O fim do livro de Maurício Raposo
Como em quase qualquer coisa, há uma certa ambiguidade na ocasião do fim da leitura. Alguns livros se permitem o abandono, e com isso o fim da leitura parece uma coisa conquistada, um objeto adicionado a seus pertences. Outros repudiam qualquer sensação de conquista: uma vez finda a leitura, o que continua com você é a perda. Você perdeu, o livro não está mais com você, aquela companhia se foi, e você vai continuar sem ela – e com a sensação da perda.
Assim, você se vê numa noite de quinta-feira, perdido em sua própria casa, pois seu livro terminou: você estava lendo sobre Henry James, algo que tem uma aura toda particular para você: conhecer, ler, usar Henry James é um indicativo de que você se afastou muito da pessoa que era quando saiu de casa, pois você tem uma idéia meio demodê de formação que está indissociavelmente ligada a Henry James e outros luxos afins. Então você passou os últimos dias, uma semana difícil, uma semana hostil, enfiando essa leitura de uma “biografia romanceada” de James nos hiatos entre as tarefas. A denominação é cretina: o livro é ficção: é bonito e bom, e é ficção. Você pensa E daí que flerte com supostos acontecimentos documentados? Quem inventa e não faz isso que atire a primeira pedra. Nossa épica, mesmo que se prove fudida e gasta, é essa: uma invenção vampira, uma criação dependente. Não é secundária, não é necessariamente derivativa – mas por mais que se esforce, e tem se esforçado, não abandona sua amante, que é também sua nêmesis, suas vias de fato.

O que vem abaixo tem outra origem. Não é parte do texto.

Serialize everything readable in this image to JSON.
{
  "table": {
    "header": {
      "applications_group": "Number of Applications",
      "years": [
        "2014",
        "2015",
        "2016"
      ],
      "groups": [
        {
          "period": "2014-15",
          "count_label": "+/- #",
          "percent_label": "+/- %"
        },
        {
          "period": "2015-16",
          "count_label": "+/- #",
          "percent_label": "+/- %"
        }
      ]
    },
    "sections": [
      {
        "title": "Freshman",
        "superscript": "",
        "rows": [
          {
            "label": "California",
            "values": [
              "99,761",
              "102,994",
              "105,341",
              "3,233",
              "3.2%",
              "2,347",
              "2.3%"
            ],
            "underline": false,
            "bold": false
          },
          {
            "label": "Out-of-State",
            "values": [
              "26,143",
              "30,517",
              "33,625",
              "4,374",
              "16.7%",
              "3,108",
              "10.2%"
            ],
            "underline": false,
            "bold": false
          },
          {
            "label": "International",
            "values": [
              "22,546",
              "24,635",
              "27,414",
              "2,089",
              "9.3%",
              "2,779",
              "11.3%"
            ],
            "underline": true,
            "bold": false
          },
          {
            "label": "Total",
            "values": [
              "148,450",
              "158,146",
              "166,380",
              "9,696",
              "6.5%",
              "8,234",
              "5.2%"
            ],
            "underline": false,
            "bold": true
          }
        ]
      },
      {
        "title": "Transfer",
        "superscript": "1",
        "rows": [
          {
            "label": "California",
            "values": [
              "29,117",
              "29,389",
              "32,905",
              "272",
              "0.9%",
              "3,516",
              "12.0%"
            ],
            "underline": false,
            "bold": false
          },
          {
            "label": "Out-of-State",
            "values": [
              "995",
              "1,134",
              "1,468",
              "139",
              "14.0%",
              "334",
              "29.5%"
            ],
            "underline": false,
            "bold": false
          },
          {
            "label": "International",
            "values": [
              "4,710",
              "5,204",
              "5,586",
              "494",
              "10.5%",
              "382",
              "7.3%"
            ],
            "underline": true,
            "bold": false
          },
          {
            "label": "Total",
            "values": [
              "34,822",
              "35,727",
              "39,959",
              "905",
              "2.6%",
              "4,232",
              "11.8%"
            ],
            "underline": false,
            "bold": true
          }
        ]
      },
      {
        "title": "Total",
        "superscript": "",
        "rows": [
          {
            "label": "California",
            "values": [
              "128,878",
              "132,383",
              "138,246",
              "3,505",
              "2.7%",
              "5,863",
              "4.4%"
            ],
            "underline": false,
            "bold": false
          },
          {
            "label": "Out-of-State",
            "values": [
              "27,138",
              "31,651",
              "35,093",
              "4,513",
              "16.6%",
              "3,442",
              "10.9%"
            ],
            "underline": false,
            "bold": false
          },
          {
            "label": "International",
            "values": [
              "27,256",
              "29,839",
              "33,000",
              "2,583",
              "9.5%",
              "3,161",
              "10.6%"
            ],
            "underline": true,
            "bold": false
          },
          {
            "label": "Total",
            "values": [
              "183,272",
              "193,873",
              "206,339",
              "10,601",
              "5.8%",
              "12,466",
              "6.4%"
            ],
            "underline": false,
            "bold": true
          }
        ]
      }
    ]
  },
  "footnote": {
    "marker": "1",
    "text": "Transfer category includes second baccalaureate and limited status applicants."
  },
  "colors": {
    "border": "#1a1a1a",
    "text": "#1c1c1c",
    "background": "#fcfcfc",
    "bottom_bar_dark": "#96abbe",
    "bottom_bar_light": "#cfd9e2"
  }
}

Está claro que, se você está pensando essas coisas por volta de uma e meia da manhã, sua noite está em alguma medida comprometida e, como um estranho em sua própria casa, você se demora diante da proporcionada desordem das estantes, quer saber o que vem a seguir, quem ocupará o lugar vago, quem virá resolver alguma coisa agora que você terminou de ler The Master, agora que você não sabe mais o que ler, ainda. Você se dirige ao setor Henry James: será a hora de reler algum desses contos? Reler What Maisie knew? Coisas de crítica e comentário: Os prefácios, com o prefácio aos prefácios escrito pelo Marcelo Pen? O capítulo de Eakin sobre os textos biográficos de James? O primeiro volume da biografia de Edel? Saer escreveu um bom prefácio para “The lesson of the Master” – onde está isso? É titubeio, e passa tempo, mas é tudo vão, você sabe: essa noite, essa solidão, é isso que você vai ter.

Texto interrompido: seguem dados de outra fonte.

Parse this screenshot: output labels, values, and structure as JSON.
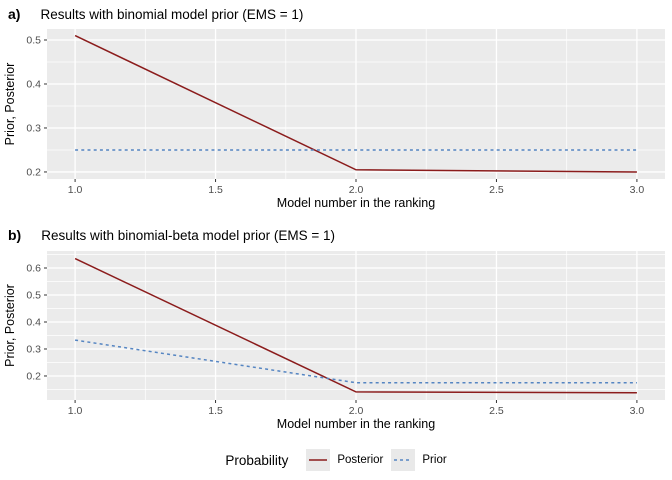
{
  "colors": {
    "posterior": "#8B1C1C",
    "prior": "#5585C2",
    "panel_bg": "#EBEBEB",
    "grid": "#FFFFFF",
    "tick_mark": "#333333",
    "tick_label": "#4D4D4D",
    "axis_title": "#000000",
    "legend_key_bg": "#E9E9E9"
  },
  "legend": {
    "title": "Probability",
    "items": [
      {
        "label": "Posterior",
        "style": "solid",
        "color_key": "posterior"
      },
      {
        "label": "Prior",
        "style": "dashed",
        "color_key": "prior"
      }
    ]
  },
  "chart_data": [
    {
      "type": "line",
      "tag": "a)",
      "title": "Results with binomial model prior (EMS = 1)",
      "xlabel": "Model number in the ranking",
      "ylabel": "Prior, Posterior",
      "x": [
        1,
        2,
        3
      ],
      "series": [
        {
          "name": "Posterior",
          "style": "solid",
          "color_key": "posterior",
          "values": [
            0.51,
            0.205,
            0.2
          ]
        },
        {
          "name": "Prior",
          "style": "dashed",
          "color_key": "prior",
          "values": [
            0.25,
            0.25,
            0.25
          ]
        }
      ],
      "xlim": [
        0.9,
        3.1
      ],
      "ylim": [
        0.184,
        0.525
      ],
      "xticks": [
        1.0,
        1.5,
        2.0,
        2.5,
        3.0
      ],
      "xtick_labels": [
        "1.0",
        "1.5",
        "2.0",
        "2.5",
        "3.0"
      ],
      "yticks": [
        0.2,
        0.3,
        0.4,
        0.5
      ],
      "ytick_labels": [
        "0.2",
        "0.3",
        "0.4",
        "0.5"
      ],
      "x_minor": [
        1.25,
        1.75,
        2.25,
        2.75
      ],
      "y_minor": [
        0.25,
        0.35,
        0.45
      ],
      "grid": true,
      "legend_position": "bottom"
    },
    {
      "type": "line",
      "tag": "b)",
      "title": "Results with binomial-beta model prior (EMS = 1)",
      "xlabel": "Model number in the ranking",
      "ylabel": "Prior, Posterior",
      "x": [
        1,
        2,
        3
      ],
      "series": [
        {
          "name": "Posterior",
          "style": "solid",
          "color_key": "posterior",
          "values": [
            0.635,
            0.141,
            0.138
          ]
        },
        {
          "name": "Prior",
          "style": "dashed",
          "color_key": "prior",
          "values": [
            0.333,
            0.175,
            0.175
          ]
        }
      ],
      "xlim": [
        0.9,
        3.1
      ],
      "ylim": [
        0.111,
        0.663
      ],
      "xticks": [
        1.0,
        1.5,
        2.0,
        2.5,
        3.0
      ],
      "xtick_labels": [
        "1.0",
        "1.5",
        "2.0",
        "2.5",
        "3.0"
      ],
      "yticks": [
        0.2,
        0.3,
        0.4,
        0.5,
        0.6
      ],
      "ytick_labels": [
        "0.2",
        "0.3",
        "0.4",
        "0.5",
        "0.6"
      ],
      "x_minor": [
        1.25,
        1.75,
        2.25,
        2.75
      ],
      "y_minor": [
        0.15,
        0.25,
        0.35,
        0.45,
        0.55,
        0.65
      ],
      "grid": true,
      "legend_position": "bottom"
    }
  ]
}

Então você encontra, enfiado na estante acima dos livros, entre alguns pocket books largados e amarelíssimos, quase impossíveis de se ler agora, e nem são tão velhos assim – The turn of the screw, The Aspern Papers, um Conrad, todos comprados em um balaio que tinha perto do restaurante da UFMG – você encontra uma moldurinha, um porta-retratos barato, com uma foto dos irmãos James, os dois já bem coroas, no jardim da casa de Henry em Rye. Essa foto, que você carrega há mais dez anos, foi parar na moldura como um presente de Natal e de despedida para um amigo, um presente que nunca foi enviado: a legenda, que dizia originalmente William and Henry James, Lamb House, 1900, está riscada e embaixo, escrito à mão, está agora Antonio Marcos Pereira e Maurício Raposo, Belo Horizonte, 2001. A consequência óbvia de encontrar com um objeto desses em tais condições é ponderar vagamente sobre amizade, perda, erro – e, também, claro, sobre a força pálida de alegrias passadas, o prazer de colocar as mãos no bolso do agasalho em um dia frio, o vazio todo particular da espera, a casualidade apropriada da mão no ombro do amigo, do irmão, do cúmplice eletivo, seu abraço.